Your HIGH5 test results are designed to be clear, practical, and immediately useful—not abstract or overly technical. Instead of long personality descriptions, you receive insights you can apply right away.
Here’s what you can expect:
Your Top 5 strengths: The core of your results is a personalized list of your five strongest strengths—the areas where you naturally perform best and gain energy.
Clear strength explanations: Each strength comes with easy-to-understand descriptions that explain how it typically shows up in everyday situations, especially at work and in collaboration.
Practical application tips: You’ll receive guidance on how to use each strength more intentionally in areas like teamwork, career planning, communication, and performance.
Strength domains overview: Your strengths are grouped into broader domains (such as Executing, Thinking, Communicating, and Relating), helping you understand how you create value, not just what you’re good at.
Personalized insights: The results show how your strengths interact with one another, giving you a more complete picture of your natural working style.
Shareable and easy to revisit: Your report is available online, making it easy to revisit your strengths, share them with a manager or team, and use them as a reference for development conversations.

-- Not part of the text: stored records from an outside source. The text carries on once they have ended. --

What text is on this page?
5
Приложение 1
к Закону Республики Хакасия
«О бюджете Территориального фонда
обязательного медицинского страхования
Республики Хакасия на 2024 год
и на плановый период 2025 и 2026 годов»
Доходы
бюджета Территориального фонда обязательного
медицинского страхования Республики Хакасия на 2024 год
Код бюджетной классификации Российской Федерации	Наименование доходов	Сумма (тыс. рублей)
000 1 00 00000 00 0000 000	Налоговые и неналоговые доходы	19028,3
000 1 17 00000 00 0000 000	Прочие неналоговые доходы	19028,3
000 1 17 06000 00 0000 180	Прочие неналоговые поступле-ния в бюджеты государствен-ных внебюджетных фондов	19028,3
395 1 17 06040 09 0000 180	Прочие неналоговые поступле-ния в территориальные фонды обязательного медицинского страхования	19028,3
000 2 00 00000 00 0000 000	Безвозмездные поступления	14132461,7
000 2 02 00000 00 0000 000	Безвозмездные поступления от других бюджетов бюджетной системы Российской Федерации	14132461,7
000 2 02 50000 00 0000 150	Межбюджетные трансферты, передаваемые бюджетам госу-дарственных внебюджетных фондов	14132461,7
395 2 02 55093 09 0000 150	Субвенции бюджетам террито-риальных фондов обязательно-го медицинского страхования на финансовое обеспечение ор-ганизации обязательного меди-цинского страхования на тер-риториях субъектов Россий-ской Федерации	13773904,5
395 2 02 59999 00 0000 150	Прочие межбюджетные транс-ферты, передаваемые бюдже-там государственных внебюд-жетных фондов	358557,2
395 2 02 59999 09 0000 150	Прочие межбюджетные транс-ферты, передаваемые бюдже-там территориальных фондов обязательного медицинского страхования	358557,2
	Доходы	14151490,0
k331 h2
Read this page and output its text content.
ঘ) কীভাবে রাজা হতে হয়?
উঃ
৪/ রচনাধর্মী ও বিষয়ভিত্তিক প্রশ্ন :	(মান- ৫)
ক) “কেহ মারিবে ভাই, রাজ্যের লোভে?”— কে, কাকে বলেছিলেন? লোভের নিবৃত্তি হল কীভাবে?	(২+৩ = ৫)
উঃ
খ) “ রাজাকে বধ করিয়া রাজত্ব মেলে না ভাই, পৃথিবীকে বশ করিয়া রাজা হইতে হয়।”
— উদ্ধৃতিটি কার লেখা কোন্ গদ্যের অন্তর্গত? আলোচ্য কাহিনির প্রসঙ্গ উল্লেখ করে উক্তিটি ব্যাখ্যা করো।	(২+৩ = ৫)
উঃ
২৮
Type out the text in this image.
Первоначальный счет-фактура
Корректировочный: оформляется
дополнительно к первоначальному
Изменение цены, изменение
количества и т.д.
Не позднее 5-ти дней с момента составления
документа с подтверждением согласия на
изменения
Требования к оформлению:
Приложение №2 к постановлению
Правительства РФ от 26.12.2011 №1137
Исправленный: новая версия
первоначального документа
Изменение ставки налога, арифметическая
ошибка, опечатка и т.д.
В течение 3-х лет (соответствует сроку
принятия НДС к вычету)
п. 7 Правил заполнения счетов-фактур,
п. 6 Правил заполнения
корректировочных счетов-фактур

Your strengths report is most effective when you actively apply it in real-life situations. Instead of treating it as a static result, use it as a guide for decisions, communication, and long-term growth.
On Your CV and Resume
Use your strengths to support your experience, not replace it. Rather than listing strengths as labels, integrate them into achievement-focused statements that show how you deliver results.
For Job Interviews
Strengths give you a confident, structured way to answer common interview questions such as “What are your strengths?” or “How do you work with others?” Use specific examples that show your strengths in action.
For Career Development and Job Satisfaction
When your role aligns with your strengths, work feels more engaging and sustainable. Use your report to identify which tasks energize you most and where you perform best. Over time, you can seek responsibilities, projects, or roles that allow you to use those strengths more often.
For Career Change
A strengths report is especially useful during career transitions. Instead of focusing only on past job titles or skills, you can identify transferable strengths that apply across industries.
This makes it easier to explore new career paths with confidence and explain your value, even when changing fields.
For Personal Growth and Self-Understanding
Strengths-based insights improve self-awareness by helping you understand why certain activities feel natural while others feel draining. This awareness supports better decision-making, healthier boundaries, and more intentional growth, both professionally and personally.